Director of RTV Mir, Nenad Radosavljević, did not agree with the previous statement, by explaining that the results cannot be perceived as devastating if the ‘bigger picture’ is taken into account, meaning that the analysis includes the whole period after 1999. In support of this statement, he cited data from the Trend Analysis, which shows that the number of respondents supporting the Serbs’ participation in Kosovo institutions has continuously been increasing. Namely, in the same survey conducted in 2018, one in four respondents stated that they support the institutional action of representatives of the Serb community in Kosovo, while this year, every third person surveyed expressed such an attitude. Consequently, the number of respondents who expressed a negative attitude regarding this matter is in a significant decline, from 35% in 2018 to 21.7% during this year. Radosavljević clarified his standpoint by adding that “basically a ‘thawing’ of the interpersonal relations took place, while the integration contributed to the more frequent encounters among common people, which consequently brought to the pacification of tensions on a basic, inter-ethnic relations”. When he discussed the fact that only one in seven citizens surveyed believe that independent views and critical thinking are represented in the media in Kosovo, Radosavljević elaborated that the reason for such state of affairs lies in the fact that local media do not have sufficient support from international institutions.
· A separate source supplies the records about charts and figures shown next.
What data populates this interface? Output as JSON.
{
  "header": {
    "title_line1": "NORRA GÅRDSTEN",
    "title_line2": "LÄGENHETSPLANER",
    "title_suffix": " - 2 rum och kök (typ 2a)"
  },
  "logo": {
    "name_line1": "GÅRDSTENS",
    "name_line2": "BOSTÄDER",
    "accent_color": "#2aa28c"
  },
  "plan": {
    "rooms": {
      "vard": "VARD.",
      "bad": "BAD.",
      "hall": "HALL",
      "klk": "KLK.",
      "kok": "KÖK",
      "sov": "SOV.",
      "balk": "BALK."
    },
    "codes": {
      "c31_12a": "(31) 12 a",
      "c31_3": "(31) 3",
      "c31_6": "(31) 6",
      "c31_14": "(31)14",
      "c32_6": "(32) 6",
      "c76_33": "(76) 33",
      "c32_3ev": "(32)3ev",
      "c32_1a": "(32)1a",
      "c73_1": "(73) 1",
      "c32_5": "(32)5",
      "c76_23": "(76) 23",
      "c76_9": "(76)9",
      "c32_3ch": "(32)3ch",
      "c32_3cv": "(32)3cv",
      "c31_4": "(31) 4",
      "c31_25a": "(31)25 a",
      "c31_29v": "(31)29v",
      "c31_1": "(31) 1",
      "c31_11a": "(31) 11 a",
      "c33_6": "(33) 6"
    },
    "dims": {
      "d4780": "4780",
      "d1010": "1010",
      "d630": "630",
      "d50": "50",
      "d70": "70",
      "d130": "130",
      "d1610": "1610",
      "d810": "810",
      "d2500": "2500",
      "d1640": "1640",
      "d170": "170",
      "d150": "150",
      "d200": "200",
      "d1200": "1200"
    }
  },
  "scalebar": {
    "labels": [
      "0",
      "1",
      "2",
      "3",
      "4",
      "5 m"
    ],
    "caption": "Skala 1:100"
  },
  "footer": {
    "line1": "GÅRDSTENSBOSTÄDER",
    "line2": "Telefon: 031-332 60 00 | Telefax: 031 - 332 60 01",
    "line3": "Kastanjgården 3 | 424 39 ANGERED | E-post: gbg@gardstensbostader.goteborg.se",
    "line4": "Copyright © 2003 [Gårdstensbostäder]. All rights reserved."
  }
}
“Kosovo society is in a big trouble, because editors-in-chief of media are individuals who have not written a single letter about journalism, and are yet on leading positions. And the issue with this is that the international community supports such situation”, agreed journalist Željko Tvrdišić. Nonetheless, he added that there is more space for critical thinking in Kosovo than in the surrounding countries. Further, speaking about the idea of delineation/territorial swap/border changes, Tvrdišić said that people are afraid of new conflicts. “However, if someone makes a decision to make it happen and if a decision is really made, everyone will have to catch that train and accept the situation,” concluded Tvrdišić.

Implementation of the research was done in cooperation with partner organization Radio KiM from Čaglavica/Çagllavicë, while the whole initiative was financially supported by Kosovo Foundation for Open Society (KFOS).

The research is available for download on Civic Energy Center website.